'Tis better to be thought a fool . . .
Mike Holmgren, it seems, has a tough time leaving well
enough alone.
The ex-Browns president was on the cusp of being a distant
bad memory to Cleveland professional football when he chose to revisit the past
recently.
At first blush, it was a seemingly-harmless one-sentence
quote that appeared in Peter King’s Quotes of the Week section in last Monday’s
MMQB on SI.com. King dismissed it with a simple one-sentence entry. Upon further review, it was anything but harmless.

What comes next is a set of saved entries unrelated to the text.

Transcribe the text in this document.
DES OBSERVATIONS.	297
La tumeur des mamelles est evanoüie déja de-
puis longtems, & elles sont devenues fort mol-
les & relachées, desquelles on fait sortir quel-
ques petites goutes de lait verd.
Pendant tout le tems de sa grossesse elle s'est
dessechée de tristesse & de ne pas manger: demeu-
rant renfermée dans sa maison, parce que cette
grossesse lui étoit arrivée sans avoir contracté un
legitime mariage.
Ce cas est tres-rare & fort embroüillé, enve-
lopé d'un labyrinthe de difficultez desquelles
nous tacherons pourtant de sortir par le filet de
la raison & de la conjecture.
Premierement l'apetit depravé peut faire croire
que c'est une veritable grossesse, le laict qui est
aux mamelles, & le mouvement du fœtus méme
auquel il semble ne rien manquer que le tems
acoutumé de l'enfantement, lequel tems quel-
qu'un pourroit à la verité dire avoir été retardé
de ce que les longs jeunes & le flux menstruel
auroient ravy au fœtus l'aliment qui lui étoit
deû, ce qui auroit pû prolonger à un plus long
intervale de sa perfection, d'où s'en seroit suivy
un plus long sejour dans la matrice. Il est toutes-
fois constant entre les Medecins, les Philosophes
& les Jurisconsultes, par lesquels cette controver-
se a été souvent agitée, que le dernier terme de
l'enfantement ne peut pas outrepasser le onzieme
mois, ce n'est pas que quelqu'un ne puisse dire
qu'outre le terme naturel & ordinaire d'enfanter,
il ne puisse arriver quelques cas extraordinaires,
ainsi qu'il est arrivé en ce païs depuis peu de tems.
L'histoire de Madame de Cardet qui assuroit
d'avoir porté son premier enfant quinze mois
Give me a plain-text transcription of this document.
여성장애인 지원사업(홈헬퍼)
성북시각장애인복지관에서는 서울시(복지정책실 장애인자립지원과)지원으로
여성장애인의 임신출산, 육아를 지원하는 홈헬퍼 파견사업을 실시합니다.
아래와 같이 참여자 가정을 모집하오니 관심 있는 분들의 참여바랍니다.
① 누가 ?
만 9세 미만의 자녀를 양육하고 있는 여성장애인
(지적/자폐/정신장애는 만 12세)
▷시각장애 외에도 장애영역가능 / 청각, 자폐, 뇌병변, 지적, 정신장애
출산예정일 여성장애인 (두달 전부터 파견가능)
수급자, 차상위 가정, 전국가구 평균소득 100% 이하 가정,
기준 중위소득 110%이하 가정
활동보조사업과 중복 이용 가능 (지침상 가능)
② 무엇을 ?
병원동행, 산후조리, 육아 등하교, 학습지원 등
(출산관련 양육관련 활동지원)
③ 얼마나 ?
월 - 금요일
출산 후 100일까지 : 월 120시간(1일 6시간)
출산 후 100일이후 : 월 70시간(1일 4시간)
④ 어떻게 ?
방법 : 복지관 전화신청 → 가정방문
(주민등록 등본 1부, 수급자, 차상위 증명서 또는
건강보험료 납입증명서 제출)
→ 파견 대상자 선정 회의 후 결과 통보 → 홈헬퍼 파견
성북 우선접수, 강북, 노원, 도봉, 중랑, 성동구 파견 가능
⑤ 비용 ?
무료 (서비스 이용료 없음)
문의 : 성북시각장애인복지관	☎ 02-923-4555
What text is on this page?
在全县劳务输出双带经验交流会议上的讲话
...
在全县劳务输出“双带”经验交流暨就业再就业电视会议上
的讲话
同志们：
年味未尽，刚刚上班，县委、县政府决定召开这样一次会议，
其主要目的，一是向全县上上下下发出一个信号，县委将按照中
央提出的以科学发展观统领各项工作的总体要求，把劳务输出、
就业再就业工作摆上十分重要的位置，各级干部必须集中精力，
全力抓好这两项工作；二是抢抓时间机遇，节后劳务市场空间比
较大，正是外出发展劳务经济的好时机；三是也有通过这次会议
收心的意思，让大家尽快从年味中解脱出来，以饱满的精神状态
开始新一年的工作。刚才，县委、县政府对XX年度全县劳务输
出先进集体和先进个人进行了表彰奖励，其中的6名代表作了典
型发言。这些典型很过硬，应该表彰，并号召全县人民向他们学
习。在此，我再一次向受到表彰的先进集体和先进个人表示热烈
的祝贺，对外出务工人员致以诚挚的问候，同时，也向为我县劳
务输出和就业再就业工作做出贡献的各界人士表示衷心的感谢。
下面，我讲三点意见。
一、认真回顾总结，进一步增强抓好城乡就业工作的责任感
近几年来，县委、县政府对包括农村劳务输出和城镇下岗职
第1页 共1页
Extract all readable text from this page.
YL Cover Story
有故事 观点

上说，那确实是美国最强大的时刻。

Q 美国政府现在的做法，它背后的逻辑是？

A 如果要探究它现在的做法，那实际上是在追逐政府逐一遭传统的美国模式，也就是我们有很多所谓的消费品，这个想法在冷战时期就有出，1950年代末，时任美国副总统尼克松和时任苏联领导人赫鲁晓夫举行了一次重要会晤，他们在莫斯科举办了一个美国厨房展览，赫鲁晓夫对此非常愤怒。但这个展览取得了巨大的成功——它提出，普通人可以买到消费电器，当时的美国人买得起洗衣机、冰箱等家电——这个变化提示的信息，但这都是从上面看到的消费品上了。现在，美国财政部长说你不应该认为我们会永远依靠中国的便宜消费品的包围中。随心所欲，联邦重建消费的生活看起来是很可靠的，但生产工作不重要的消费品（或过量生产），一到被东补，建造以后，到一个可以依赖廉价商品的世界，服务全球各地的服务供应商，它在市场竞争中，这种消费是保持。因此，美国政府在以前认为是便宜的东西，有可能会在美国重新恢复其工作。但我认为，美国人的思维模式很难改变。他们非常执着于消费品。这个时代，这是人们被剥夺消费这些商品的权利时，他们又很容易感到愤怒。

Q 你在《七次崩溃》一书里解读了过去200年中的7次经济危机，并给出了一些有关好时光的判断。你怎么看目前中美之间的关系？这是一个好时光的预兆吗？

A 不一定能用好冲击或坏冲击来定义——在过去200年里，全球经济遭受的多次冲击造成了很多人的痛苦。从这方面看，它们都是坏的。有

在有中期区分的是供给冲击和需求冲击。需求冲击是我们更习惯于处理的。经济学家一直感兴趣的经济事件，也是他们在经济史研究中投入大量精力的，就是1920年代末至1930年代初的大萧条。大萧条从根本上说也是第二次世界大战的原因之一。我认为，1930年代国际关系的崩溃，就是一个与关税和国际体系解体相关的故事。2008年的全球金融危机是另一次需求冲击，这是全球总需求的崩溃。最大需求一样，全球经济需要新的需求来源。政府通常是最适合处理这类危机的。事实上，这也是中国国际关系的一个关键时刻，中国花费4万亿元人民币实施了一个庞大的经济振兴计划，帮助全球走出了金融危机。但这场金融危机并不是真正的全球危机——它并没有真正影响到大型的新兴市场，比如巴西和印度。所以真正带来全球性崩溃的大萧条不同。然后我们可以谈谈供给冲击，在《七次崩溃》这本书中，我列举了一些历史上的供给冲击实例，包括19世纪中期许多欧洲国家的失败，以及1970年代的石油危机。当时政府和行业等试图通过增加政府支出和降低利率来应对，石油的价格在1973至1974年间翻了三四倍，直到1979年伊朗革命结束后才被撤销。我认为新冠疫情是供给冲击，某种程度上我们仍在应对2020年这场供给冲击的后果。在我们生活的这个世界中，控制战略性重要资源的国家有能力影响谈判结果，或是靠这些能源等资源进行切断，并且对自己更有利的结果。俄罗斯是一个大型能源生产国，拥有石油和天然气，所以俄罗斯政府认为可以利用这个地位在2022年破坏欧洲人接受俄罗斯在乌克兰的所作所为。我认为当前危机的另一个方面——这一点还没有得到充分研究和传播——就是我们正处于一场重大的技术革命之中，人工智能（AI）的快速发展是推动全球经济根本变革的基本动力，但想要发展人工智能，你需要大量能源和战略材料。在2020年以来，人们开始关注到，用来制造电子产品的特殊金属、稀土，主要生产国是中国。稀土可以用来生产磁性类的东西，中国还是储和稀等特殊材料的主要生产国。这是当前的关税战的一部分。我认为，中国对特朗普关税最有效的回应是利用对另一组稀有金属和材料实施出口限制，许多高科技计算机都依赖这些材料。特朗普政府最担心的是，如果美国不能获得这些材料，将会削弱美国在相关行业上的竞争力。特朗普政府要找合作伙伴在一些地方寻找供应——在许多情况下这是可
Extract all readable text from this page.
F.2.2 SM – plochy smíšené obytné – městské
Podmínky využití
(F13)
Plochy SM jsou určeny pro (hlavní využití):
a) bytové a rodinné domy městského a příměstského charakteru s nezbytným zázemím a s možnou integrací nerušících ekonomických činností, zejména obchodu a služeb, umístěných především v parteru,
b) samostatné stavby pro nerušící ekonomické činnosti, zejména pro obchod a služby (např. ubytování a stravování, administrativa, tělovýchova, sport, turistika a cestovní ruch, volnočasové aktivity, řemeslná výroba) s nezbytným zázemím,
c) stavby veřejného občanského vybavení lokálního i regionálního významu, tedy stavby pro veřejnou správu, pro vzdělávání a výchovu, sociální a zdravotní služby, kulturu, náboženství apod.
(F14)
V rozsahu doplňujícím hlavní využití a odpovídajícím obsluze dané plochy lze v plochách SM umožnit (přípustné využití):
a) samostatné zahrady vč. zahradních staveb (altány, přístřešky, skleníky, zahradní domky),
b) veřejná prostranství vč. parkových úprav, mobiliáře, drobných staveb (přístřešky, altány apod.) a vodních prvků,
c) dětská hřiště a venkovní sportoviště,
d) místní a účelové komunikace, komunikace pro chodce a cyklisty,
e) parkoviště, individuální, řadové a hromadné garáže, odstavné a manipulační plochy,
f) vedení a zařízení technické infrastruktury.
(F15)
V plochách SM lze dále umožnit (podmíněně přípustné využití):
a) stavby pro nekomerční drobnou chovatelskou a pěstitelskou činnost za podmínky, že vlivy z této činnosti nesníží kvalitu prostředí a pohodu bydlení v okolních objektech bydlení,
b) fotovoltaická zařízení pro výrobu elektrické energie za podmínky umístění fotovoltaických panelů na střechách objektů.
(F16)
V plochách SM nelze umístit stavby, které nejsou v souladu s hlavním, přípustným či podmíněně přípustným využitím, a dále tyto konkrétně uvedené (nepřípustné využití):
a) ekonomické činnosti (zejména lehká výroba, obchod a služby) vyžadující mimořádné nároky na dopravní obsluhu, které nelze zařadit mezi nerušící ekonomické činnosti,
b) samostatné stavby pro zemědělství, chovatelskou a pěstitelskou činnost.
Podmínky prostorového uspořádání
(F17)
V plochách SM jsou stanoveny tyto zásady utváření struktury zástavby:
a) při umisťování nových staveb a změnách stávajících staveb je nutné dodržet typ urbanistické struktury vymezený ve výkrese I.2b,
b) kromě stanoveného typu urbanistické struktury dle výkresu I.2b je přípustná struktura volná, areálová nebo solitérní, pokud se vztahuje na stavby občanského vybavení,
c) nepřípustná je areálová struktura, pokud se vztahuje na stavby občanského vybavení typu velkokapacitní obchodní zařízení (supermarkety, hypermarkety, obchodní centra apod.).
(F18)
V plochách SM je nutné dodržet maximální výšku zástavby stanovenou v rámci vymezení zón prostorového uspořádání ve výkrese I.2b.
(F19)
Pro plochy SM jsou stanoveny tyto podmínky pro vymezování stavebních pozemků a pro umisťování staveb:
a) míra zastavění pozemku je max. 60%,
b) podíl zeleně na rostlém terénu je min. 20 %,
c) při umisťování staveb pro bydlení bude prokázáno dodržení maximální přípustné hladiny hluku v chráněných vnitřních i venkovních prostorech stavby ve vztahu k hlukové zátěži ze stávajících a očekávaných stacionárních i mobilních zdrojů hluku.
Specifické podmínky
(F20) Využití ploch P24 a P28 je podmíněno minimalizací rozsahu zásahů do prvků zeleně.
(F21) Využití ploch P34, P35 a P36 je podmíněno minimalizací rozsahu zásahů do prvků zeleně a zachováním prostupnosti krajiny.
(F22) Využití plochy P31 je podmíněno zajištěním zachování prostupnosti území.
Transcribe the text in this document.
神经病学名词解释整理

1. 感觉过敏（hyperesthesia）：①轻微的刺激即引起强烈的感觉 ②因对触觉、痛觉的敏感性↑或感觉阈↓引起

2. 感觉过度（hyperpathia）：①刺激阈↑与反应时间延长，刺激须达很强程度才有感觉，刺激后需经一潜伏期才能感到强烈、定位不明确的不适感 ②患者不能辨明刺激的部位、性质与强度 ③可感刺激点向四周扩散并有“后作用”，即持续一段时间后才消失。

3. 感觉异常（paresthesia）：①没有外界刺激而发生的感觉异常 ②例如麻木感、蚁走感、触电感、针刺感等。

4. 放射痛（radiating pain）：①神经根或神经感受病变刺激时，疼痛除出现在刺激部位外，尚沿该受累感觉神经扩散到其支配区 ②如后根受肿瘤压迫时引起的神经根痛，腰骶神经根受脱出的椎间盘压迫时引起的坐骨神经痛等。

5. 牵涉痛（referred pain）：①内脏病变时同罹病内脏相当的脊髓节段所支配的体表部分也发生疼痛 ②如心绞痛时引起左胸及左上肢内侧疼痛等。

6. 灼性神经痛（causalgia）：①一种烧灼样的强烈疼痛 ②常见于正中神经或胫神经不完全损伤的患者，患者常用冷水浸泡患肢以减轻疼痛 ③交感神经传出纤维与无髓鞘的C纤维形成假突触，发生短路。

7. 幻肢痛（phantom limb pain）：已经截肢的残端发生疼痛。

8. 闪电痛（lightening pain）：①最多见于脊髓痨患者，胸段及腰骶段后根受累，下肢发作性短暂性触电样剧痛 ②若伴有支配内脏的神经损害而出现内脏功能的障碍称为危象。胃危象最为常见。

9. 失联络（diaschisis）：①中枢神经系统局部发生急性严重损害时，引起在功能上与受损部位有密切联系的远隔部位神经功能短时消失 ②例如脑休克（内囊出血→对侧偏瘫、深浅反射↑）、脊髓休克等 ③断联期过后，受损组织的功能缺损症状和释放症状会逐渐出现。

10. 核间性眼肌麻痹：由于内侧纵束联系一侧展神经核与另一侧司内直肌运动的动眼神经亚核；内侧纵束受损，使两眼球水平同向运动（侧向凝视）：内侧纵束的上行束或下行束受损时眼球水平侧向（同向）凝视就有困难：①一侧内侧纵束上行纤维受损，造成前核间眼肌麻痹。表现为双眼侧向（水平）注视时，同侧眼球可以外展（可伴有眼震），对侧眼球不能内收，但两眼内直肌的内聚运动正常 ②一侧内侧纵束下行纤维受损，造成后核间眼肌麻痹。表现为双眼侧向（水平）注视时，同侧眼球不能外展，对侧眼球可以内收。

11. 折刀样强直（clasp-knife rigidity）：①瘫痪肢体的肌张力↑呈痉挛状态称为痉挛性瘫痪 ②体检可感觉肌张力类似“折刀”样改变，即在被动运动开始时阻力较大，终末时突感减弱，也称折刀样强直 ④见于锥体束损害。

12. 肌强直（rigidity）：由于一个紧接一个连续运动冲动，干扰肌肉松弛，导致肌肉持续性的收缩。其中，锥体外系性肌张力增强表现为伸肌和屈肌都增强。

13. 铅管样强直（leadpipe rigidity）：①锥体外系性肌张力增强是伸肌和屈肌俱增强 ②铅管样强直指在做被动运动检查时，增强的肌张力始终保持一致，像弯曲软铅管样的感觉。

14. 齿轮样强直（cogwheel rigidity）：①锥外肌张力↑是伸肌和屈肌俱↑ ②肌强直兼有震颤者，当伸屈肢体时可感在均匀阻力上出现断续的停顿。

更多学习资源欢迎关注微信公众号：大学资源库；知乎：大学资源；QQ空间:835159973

“I really just should have coached the team, but (owner Randy
Lerner) didn’t want me to,” Holmgren said in reference to his rocky stay with
the Browns a few years ago.
Now Holmgren is either the weakest-backbone executive the
Browns have ever hired or one sensational revisionist prevaricator.
He was an outstanding National Football League coach as his
161-111 record attests. He took his teams to the playoffs in 12 of his 17
seasons and is 1-1 as a Super Bowl coach.
When he was hired in 2009 to run the Browns, his first major
decision was what to do with coach Eric Mangini. Retaining Mangini was his first
and, as it turned out, most egregious mistake.
All he had to do at the time was what came naturally to him
– coach. But no, he said.
“At this stage of my life, that’s not what my first priority
is,” Holmgren said after finally firing Mangini shortly after the end of the 2010
season. “I’m relishing the role Randy Lerner had confidence to give me.”
Later, he said, “At that particular time, I wasn’t ready to
do it again. I thought I’d be shortchanging the organization.” He said
absolutely nothing at the time about Lerner’s preference for someone other than
him to coach the team.
Reading between the lines back then, what Holmgren really
meant was he liked the whole idea of not putting in the long hours required to
coach an NFL team. In no way and at no time did Lerner enter the discussion stage.
Holmgren wanted to live the easy life. The rigorous grind of
coaching, as well as managing the front office, was not for him anymore.
Now, he ducks behind the cover of Lerner and blames him for
not returning to coaching. We are being led to believe he is second-guessing
himself. What gall.
We’ll never know it, of course, but somehow I could never
see Lerner preventing Holmgren from to returning to coaching if it meant
improving the team.
As bad an owner as Lerner was, I find it extremely hard to
believe he would stand in the way of anyone capable of improving the franchise.
That makes no sense whatsoever.
Now I’ll buy the notion that Holmgren’s wife, not Lerner,
was against him returning to the sidelines. That one makes a lot more sense
than Lerner saying uh no, you stay right where you are.
Holmgren was first and foremost a terrific coach. All you
have to do is see what he did in Green Bay and Seattle to reach that
conclusion.
He had the opportunity to step up in Cleveland and turn that
franchise in a direction it hasn’t been since, well, since Cleveland left the
NFL in the mid-1990s. But no. He got lazy. It’s much easier to sit back, remain in
the background and collect all those millions.
It appears right now as though Holmgren is suffering from a
bad case of diarrhea of the mouth. He is proving that if you open up your mouth
enough times, you eventually wind up contradicting yourself somewhere along the
way.
I know. I’ve done it.
Here’s some free advice for Holmgren as he enjoys his
retirement out in Washington state: When people ask you questions about your
time in Cleveland with the Browns, ignore them. Move on. Some things are better left unsaid.
The more you talk about it, the deeper you shove
both of your feet inside your mouth and wind up looking like a fool.
That little quote in King’s column is proof positive.